ESSAY · 13 June 2026 · 8 min read

Four Letters, Zero Data: the case for quantifying the pupillary light reflex

In 2019 I wrote that the doctor's bedside instruments belong in a museum. Pupilux is one of those predictions, built — and the case for measuring a reflex that has been judged by eye for over a century.

Clinical · Strategy

At the end of 2019, in the second part of a two-essay series, I wrote a sentence I have had cause to remember since. The tools a doctor uses to examine a patient's body, I argued, "are at least a century old, if not more." I named them by their dates — the stethoscope (1816), the sphygmomanometer (1881), the knee hammer (1888), the ophthalmoscope (1857), the thermometer (1714) — and called them "antiquated relics that should be sent to museums quickly." Then I made a prediction. "Image recording and recognition systems (e.g., the phone camera — duh!) will get empowered with backend AI algorithms" that help a doctor examine a patient. I called it "an invitation for some start-ups to invade into the doctors' office."

Six years later I have built one of them. This essay is about the test it measures, which is older than any instrument on that list — and about why a reflex that has guided physicians for two centuries is still, in most of the world, recorded in four letters and no data.

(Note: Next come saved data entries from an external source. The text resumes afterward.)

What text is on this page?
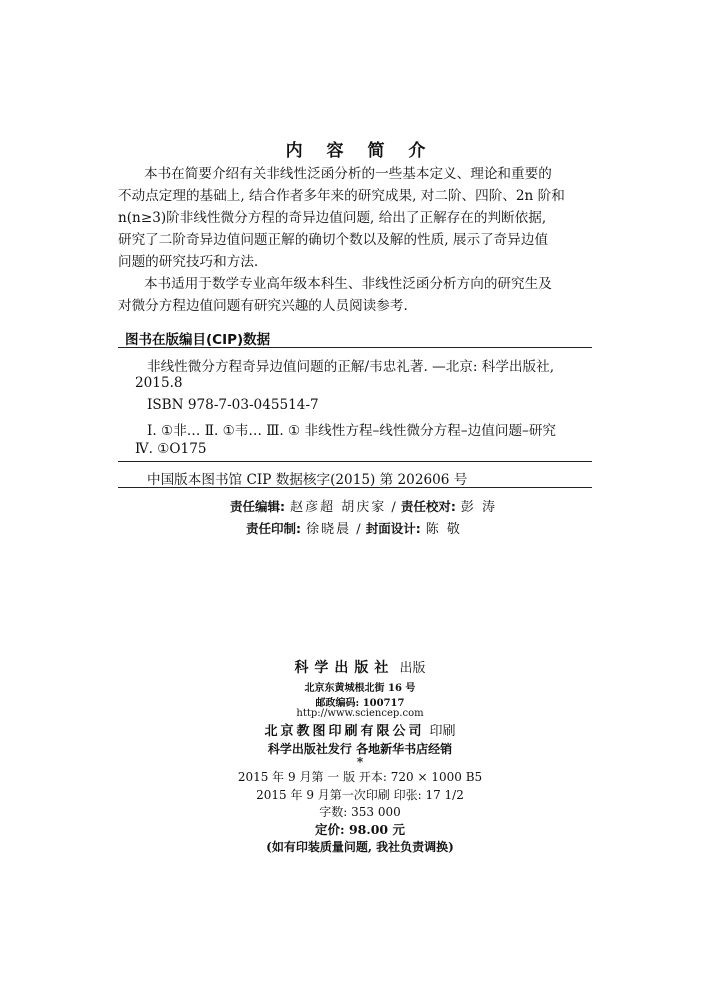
内 容 简 介
本书在简要介绍有关非线性泛函分析的一些基本定义、理论和重要的
不动点定理的基础上, 结合作者多年来的研究成果, 对二阶、四阶、2n 阶和
n(n≥3)阶非线性微分方程的奇异边值问题, 给出了正解存在的判断依据,
研究了二阶奇异边值问题正解的确切个数以及解的性质, 展示了奇异边值
问题的研究技巧和方法.
本书适用于数学专业高年级本科生、非线性泛函分析方向的研究生及
对微分方程边值问题有研究兴趣的人员阅读参考.
图书在版编目(CIP)数据
非线性微分方程奇异边值问题的正解/韦忠礼著. —北京: 科学出版社,
2015.8
ISBN 978-7-03-045514-7
Ⅰ. ①非… Ⅱ. ①韦… Ⅲ. ① 非线性方程–线性微分方程–边值问题–研究
Ⅳ. ①O175
中国版本图书馆 CIP 数据核字(2015) 第 202606 号
责任编辑: 赵彦超 胡庆家 / 责任校对: 彭 涛
责任印制: 徐晓晨 / 封面设计: 陈 敬
科学出版社 出版
北京东黄城根北街 16 号
邮政编码: 100717
http://www.sciencep.com
北京教图印刷有限公司 印刷
科学出版社发行 各地新华书店经销
*
2015 年 9 月第 一 版 开本: 720 × 1000 B5
2015 年 9 月第一次印刷 印张: 17 1/2
字数: 353 000
定价: 98.00 元
(如有印装质量问题, 我社负责调换)
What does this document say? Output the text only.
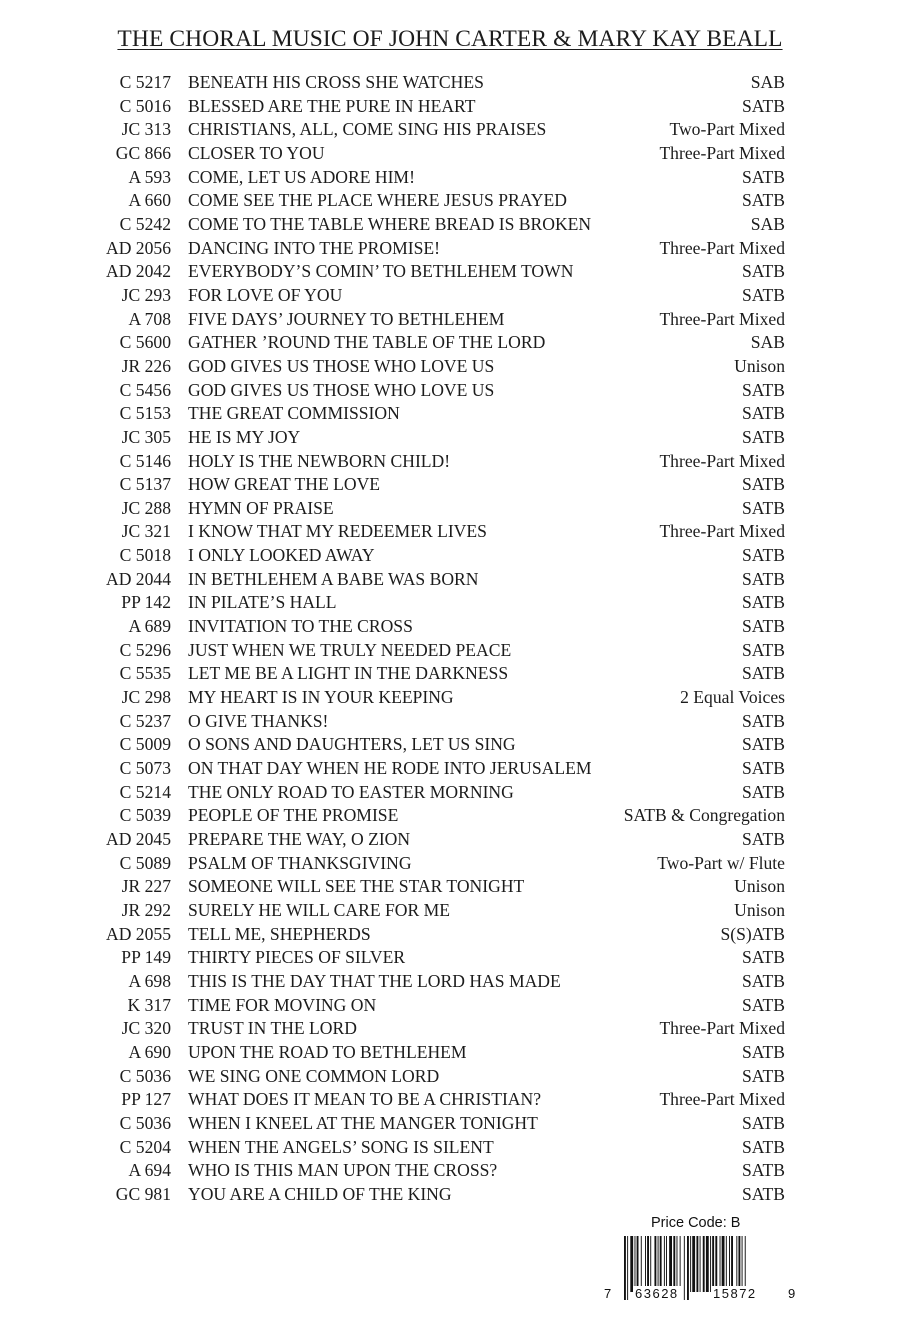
THE CHORAL MUSIC OF JOHN CARTER & MARY KAY BEALL
C 5217 BENEATH HIS CROSS SHE WATCHES	SAB
C 5016 BLESSED ARE THE PURE IN HEART	SATB
JC 313 CHRISTIANS, ALL, COME SING HIS PRAISES	Two-Part Mixed
GC 866 CLOSER TO YOU	Three-Part Mixed
A 593 COME, LET US ADORE HIM!	SATB
A 660 COME SEE THE PLACE WHERE JESUS PRAYED	SATB
C 5242 COME TO THE TABLE WHERE BREAD IS BROKEN	SAB
AD 2056 DANCING INTO THE PROMISE!	Three-Part Mixed
AD 2042 EVERYBODY’S COMIN’ TO BETHLEHEM TOWN	SATB
JC 293 FOR LOVE OF YOU	SATB
A 708 FIVE DAYS’ JOURNEY TO BETHLEHEM	Three-Part Mixed
C 5600 GATHER ’ROUND THE TABLE OF THE LORD	SAB
JR 226 GOD GIVES US THOSE WHO LOVE US	Unison
C 5456 GOD GIVES US THOSE WHO LOVE US	SATB
C 5153 THE GREAT COMMISSION	SATB
JC 305 HE IS MY JOY	SATB
C 5146 HOLY IS THE NEWBORN CHILD!	Three-Part Mixed
C 5137 HOW GREAT THE LOVE	SATB
JC 288 HYMN OF PRAISE	SATB
JC 321 I KNOW THAT MY REDEEMER LIVES	Three-Part Mixed
C 5018 I ONLY LOOKED AWAY	SATB
AD 2044 IN BETHLEHEM A BABE WAS BORN	SATB
PP 142 IN PILATE’S HALL	SATB
A 689 INVITATION TO THE CROSS	SATB
C 5296 JUST WHEN WE TRULY NEEDED PEACE	SATB
C 5535 LET ME BE A LIGHT IN THE DARKNESS	SATB
JC 298 MY HEART IS IN YOUR KEEPING	2 Equal Voices
C 5237 O GIVE THANKS!	SATB
C 5009 O SONS AND DAUGHTERS, LET US SING	SATB
C 5073 ON THAT DAY WHEN HE RODE INTO JERUSALEM	SATB
C 5214 THE ONLY ROAD TO EASTER MORNING	SATB
C 5039 PEOPLE OF THE PROMISE	SATB & Congregation
AD 2045 PREPARE THE WAY, O ZION	SATB
C 5089 PSALM OF THANKSGIVING	Two-Part w/ Flute
JR 227 SOMEONE WILL SEE THE STAR TONIGHT	Unison
JR 292 SURELY HE WILL CARE FOR ME	Unison
AD 2055 TELL ME, SHEPHERDS	S(S)ATB
PP 149 THIRTY PIECES OF SILVER	SATB
A 698 THIS IS THE DAY THAT THE LORD HAS MADE	SATB
K 317 TIME FOR MOVING ON	SATB
JC 320 TRUST IN THE LORD	Three-Part Mixed
A 690 UPON THE ROAD TO BETHLEHEM	SATB
C 5036 WE SING ONE COMMON LORD	SATB
PP 127 WHAT DOES IT MEAN TO BE A CHRISTIAN?	Three-Part Mixed
C 5036 WHEN I KNEEL AT THE MANGER TONIGHT	SATB
C 5204 WHEN THE ANGELS’ SONG IS SILENT	SATB
A 694 WHO IS THIS MAN UPON THE CROSS?	SATB
GC 981 YOU ARE A CHILD OF THE KING	SATB
Price Code: B
7 63628	15872 9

Pupilux — quantitative bilateral pupillometry from an ordinary iPhone

The oldest signal at the bedside

The pupillary light reflex is among the first things a clinician learns and among the last things they stop trusting. Shine a light into one eye; both pupils should constrict, briskly and equally. The arc of that response runs through the optic nerve, the midbrain, and the third cranial nerve — a circuit that passes directly beside the parts of the brain that fail first when pressure rises inside the skull. When a head-injured patient is deteriorating, the pupil often knows before anything else does. A blown, fixed pupil is one of the few bedside findings that can change a decision in the next sixty seconds.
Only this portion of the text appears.